Head and Neck Cancer
Dr John Chaplin – Auckland Head and Neck Specialist
Head and neck cancer is a group of malignancies affecting soft tissue and bony structures of the face, head and neck. The sites and subsites of these tumours are important because they are frequently difficult to examine and specialised techniques and equipment is required. Treatment protocols differ greatly based on the pathology, site and stage of the particular head and neck cancer. Apart from thyroid cancers these tumours tend to be aggressive and require radical and often multimodal treatment. The main organs and sites that these cancers involve include:
- tongue cancer
- floor of mouth cancer
- palate cancer
- nasopharyngeal cancer
- oropharyngeal cancer
- hypopharyngeal cancer
- laryngeal cancer
Nodal metastases in the neck may be the first sign that a patient has a head and neck cancer
Head and Neck Cancer -Tongue and Oral Cavity
Tongue cancer presents as a persistent ulcer usually on the side of the tongue. If an ulcer any where in the mouth is present for more than three weeks and is progressing cancer should be suspected. The other common site is the floor of mouth.
Patients may also present with a lump in the neck as these tumours can metastasise (spread) to lymph nodes. These will usually be in the submandibular region or in the upper lateral neck. See the article on Neck Lumps
Treatment of Tongue Cancer
Cancers of the tongue present at various stages of advancement. Early stage cancers are smaller and spread to lymph nodes less commonly. Advanced tumours are larger, involve more tissues and have a higher rate of spread to the neck lymph nodes. Even small tumours have the potential to spread to nodes and treatment the neck must be considered when treating all cases of oral cavity cancer. Tongue cancers are staged according to the AJCC staging system where smaller tumours (<4cm) are staged T1 and T2 and larger tumours (>4cm) are staged T3 and T4.
Early Tongue Cancers T1 and T2
Most early tumours are best managed by a single modality and surgery is the mainstay of treatment. The portion of tongue containing the cancer is excised with a margin of surrounding normal tissue. The defect is either closed primarily,left to granulate or reconstructed with a free flap depending on the size and components involved. See article on head and neck reconstruction.
If the primary lesion is very small (<1cm) and thin (<4mm) and there are no palpable lymph nodes in the neck it may be reasonable to not remove any lymph nodes and await the pathology results of the primary. If there are poor features or the lesion is deepr than 4mm, a neck dissection is recommended. For any T1 lesions larger than this or T2 lesions with a N0 neck, selective neck dissection is recommended.

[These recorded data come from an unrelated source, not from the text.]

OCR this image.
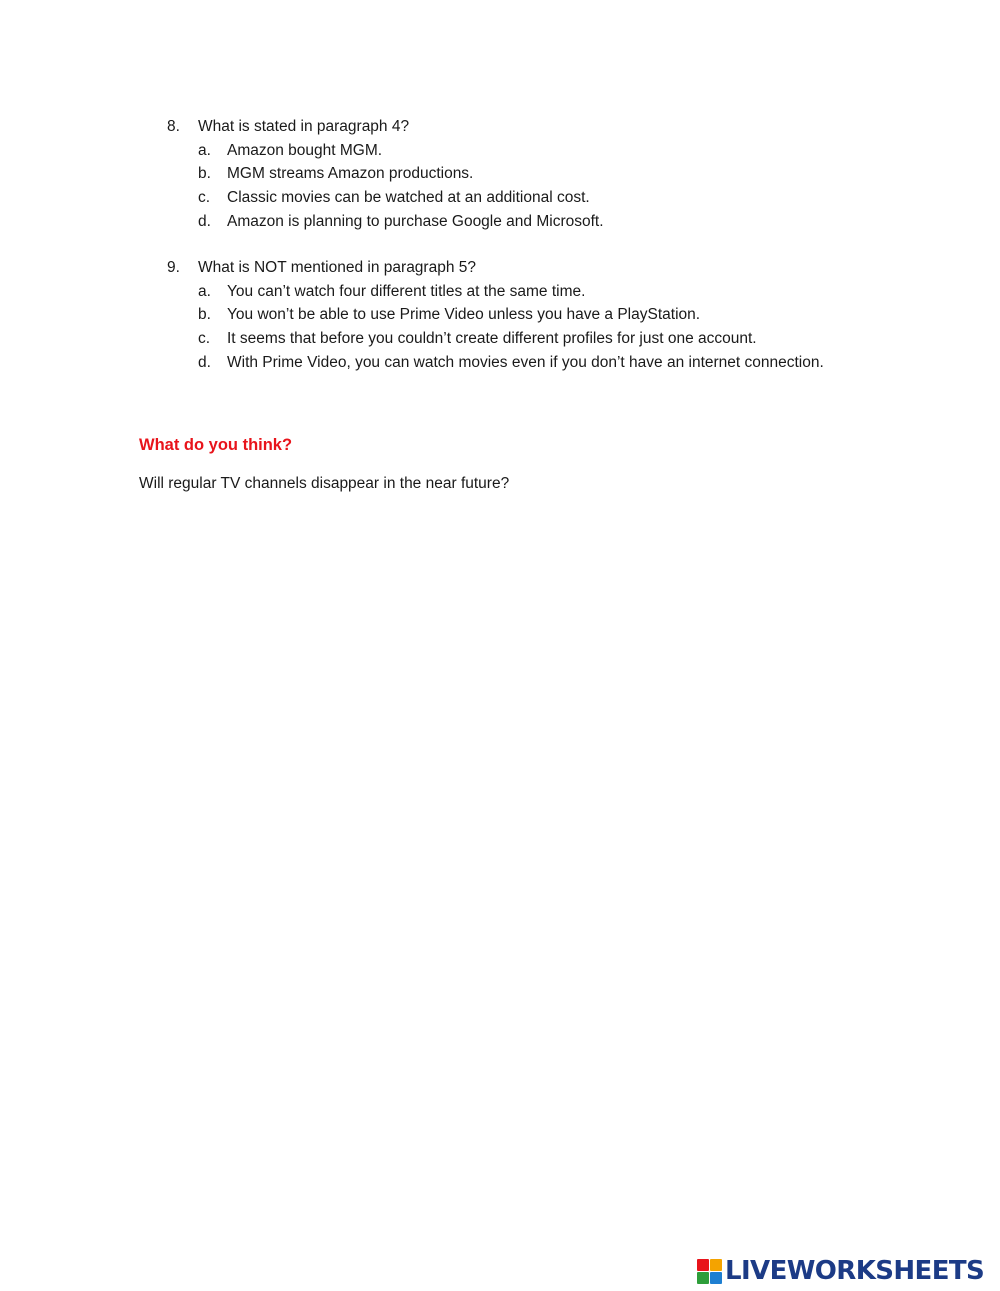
8.	What is stated in paragraph 4?
a.	Amazon bought MGM.
b.	MGM streams Amazon productions.
c.	Classic movies can be watched at an additional cost.
d.	Amazon is planning to purchase Google and Microsoft.
9.	What is NOT mentioned in paragraph 5?
a.	You can’t watch four different titles at the same time.
b.	You won’t be able to use Prime Video unless you have a PlayStation.
c.	It seems that before you couldn’t create different profiles for just one account.
d.	With Prime Video, you can watch movies even if you don’t have an internet connection.
What do you think?
Will regular TV channels disappear in the near future?
LIVEWORKSHEETS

If there are positive neck nodes, a therapuetic neck dissection is recommended and the extent of the neck dissection depends on the size, number and levels of involved nodes.
Post operative radiotherapy is given for poor primary pathology features or if more than one lymph node is involved or there is spread of tumour outside the lymph node (extranodal extension of tumour)
Advanced Tongue Cancers T3 and T4
More extensive tumours usually require combined treatment with surgery and radiotherapy. T4 tumours that involve tissue outside the oral cavity like the jaw or skin can involve complex resections and usually reconstruction with composite free tissue flaps as described in the article onhead and neck reconstruction.